I know that. The date range was not exclusive. The point was that high resolution CRTs date quite a bit back even for consumer use. We had no problems browsing the web.


That was 1997, not 2007.


IE 6 was released with Windows XP in 2001 and IE 7 didn't come out until the end of 2006.


Opera was awesome even in 2000.


2007 I was working for a shop that only officially supported IE6. It was a health insurance company too. Your premiums at work!


This website itself is not far behind, weighing in at 937kb and 57 requests: http://www.webpagetest.org/result/160422_KJ_18KN/1/details/


network latency still fails to catch up to human awareness' time resolution.

client-side logic, done right is much improved over a server-side solution.


Which network and which latency? My local network runs audio way below the Haas limit - I can record over the network without incurring any latency penalty.


Comparing local-network performance with "random" cross-internet traffic IMHO isn't very useful, because there is a wide range for internet latency.

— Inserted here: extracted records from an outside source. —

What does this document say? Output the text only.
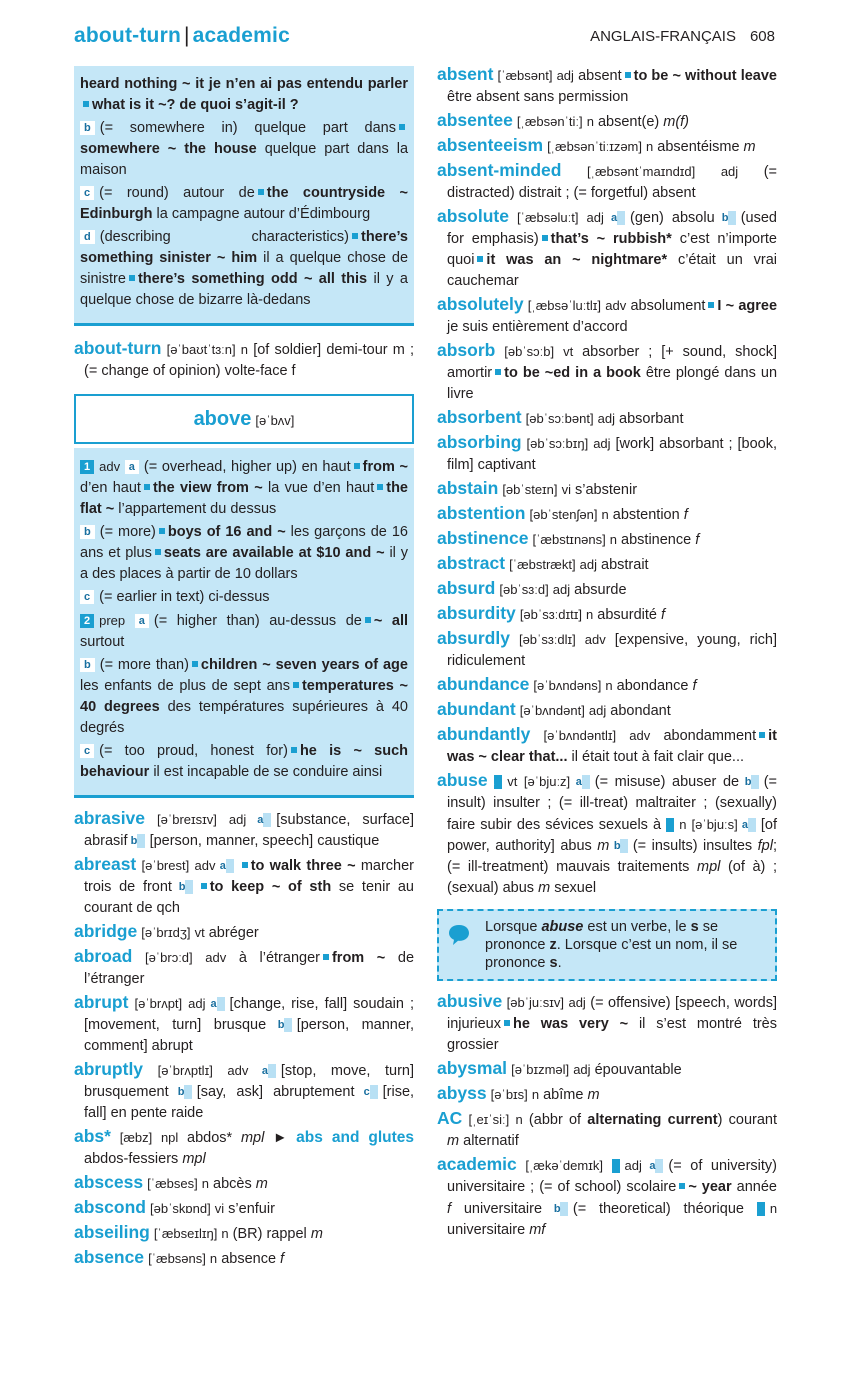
about-turn | academic	ANGLAIS-FRANÇAIS 608
heard nothing ~ it je n’en ai pas entendu parlerwhat is it ~? de quoi s’agit-il ?
b (= somewhere in) quelque part danssomewhere ~ the house quelque part dans la maison
c (= round) autour de the countryside ~ Edinburgh la campagne autour d’Édimbourg
d (describing characteristics) there’s something sinister ~ him il a quelque chose de sinistre there’s something odd ~ all this il y a quelque chose de bizarre là-dedans
about-turn [əˈbaʊtˈtɜːn] n [of soldier] demi-tour m ; (= change of opinion) volte-face f
above [əˈbʌv]
1 adv a (= overhead, higher up) en haut from ~ d’en haut the view from ~ la vue d’en haut the flat ~ l’appartement du dessus
b (= more) boys of 16 and ~ les garçons de 16 ans et plus seats are available at $10 and ~ il y a des places à partir de 10 dollars
c (= earlier in text) ci-dessus
2 prep a (= higher than) au-dessus de ~ all surtout
b (= more than) children ~ seven years of age les enfants de plus de sept ans temperatures ~ 40 degrees des températures supérieures à 40 degrés
c (= too proud, honest for) he is ~ such behaviour il est incapable de se conduire ainsi
abrasive [əˈbreɪsɪv] adj a [substance, surface] abrasif b [person, manner, speech] caustique
abreast [əˈbrest] adv a to walk three ~ marcher trois de front b to keep ~ of sth se tenir au courant de qch
abridge [əˈbrɪdʒ] vt abréger
abroad [əˈbrɔːd] adv à l’étranger from ~ de l’étranger
abrupt [əˈbrʌpt] adj a [change, rise, fall] soudain ; [movement, turn] brusque b [person, manner, comment] abrupt
abruptly [əˈbrʌptlɪ] adv a [stop, move, turn] brusquement b [say, ask] abruptement c [rise, fall] en pente raide
abs* [æbz] npl abdos* mpl ► abs and glutes abdos-fessiers mpl
abscess [ˈæbses] n abcès m
abscond [əbˈskɒnd] vi s’enfuir
abseiling [ˈæbseɪlɪŋ] n (BR) rappel m
absence [ˈæbsəns] n absence f
absent [ˈæbsənt] adj absent to be ~ without leave être absent sans permission
absentee [ˌæbsənˈtiː] n absent(e) m(f)
absenteeism [ˌæbsənˈtiːɪzəm] n absentéisme m
absent-minded [ˌæbsəntˈmaɪndɪd] adj (= distracted) distrait ; (= forgetful) absent
absolute [ˈæbsəluːt] adj a (gen) absolu b (used for emphasis) that’s ~ rubbish* c’est n’importe quoi it was an ~ nightmare* c’était un vrai cauchemar
absolutely [ˌæbsəˈluːtlɪ] adv absolument I ~ agree je suis entièrement d’accord
absorb [əbˈsɔːb] vt absorber ; [+ sound, shock] amortir to be ~ed in a book être plongé dans un livre
absorbent [əbˈsɔːbənt] adj absorbant
absorbing [əbˈsɔːbɪŋ] adj [work] absorbant ; [book, film] captivant
abstain [əbˈsteɪn] vi s’abstenir
abstention [əbˈstenʃən] n abstention f
abstinence [ˈæbstɪnəns] n abstinence f
abstract [ˈæbstrækt] adj abstrait
absurd [əbˈsɜːd] adj absurde
absurdity [əbˈsɜːdɪtɪ] n absurdité f
absurdly [əbˈsɜːdlɪ] adv [expensive, young, rich] ridiculement
abundance [əˈbʌndəns] n abondance f
abundant [əˈbʌndənt] adj abondant
abundantly [əˈbʌndəntlɪ] adv abondamment it was ~ clear that... il était tout à fait clair que...
abuse 1 vt [əˈbjuːz] a (= misuse) abuser de b (= insult) insulter ; (= ill-treat) maltraiter ; (sexually) faire subir des sévices sexuels à 2 n [əˈbjuːs] a [of power, authority] abus m b (= insults) insultes fpl; (= ill-treatment) mauvais traitements mpl (of à) ; (sexual) abus m sexuel
Lorsque abuse est un verbe, le s se prononce z. Lorsque c’est un nom, il se prononce s.
abusive [əbˈjuːsɪv] adj (= offensive) [speech, words] injurieux he was very ~ il s’est montré très grossier
abysmal [əˈbɪzməl] adj épouvantable
abyss [əˈbɪs] n abîme m
AC [ˌeɪˈsiː] n (abbr of alternating current) courant m alternatif
academic [ˌækəˈdemɪk] 1 adj a (= of university) universitaire ; (= of school) scolaire ~ year année f universitaire b (= theoretical) théorique 2 n universitaire mf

My wired desktop gets DNS responses from 8.8.8.8 nearly as if it were in my network, in way under 10 ms, ping responses in 2 ms or so. Accessing websites hosted in e.g. Korea takes >100 ms.

Add a congested wireless connection somewhere (WLAN or mobile network) and you can add another few hundred ms. And neither cross-continent nor congested wireless latency is going to go away.


Perhaps I should have been more explicit - comparing local audio traffic to local web traffic, there's a heck of a lot of difference. That would be the stacks.


[flagged]


English much?

I said audio. I provided this as a counterexample to the stated thesis of your post. There exist things that can be done over a network such that latency is not an issue. I am obviously not pulling data over a cross-continental link.

FWIW, the protocols I write at work can do a full data pull - a couple thousand elements and growing - in under a half second end to end. I don't know of any HTML/Web based protocols that can even get close to that over localhost.

So yeah - we know the Web is an utter pig. My point is that it probably doesn't have to be.


Reading comprehension much?

The article was specifically about web page payload size. My comment was comparing UX of dynamic client-side logic vs full round trips.

You must replied to the wrong comment, I would hope.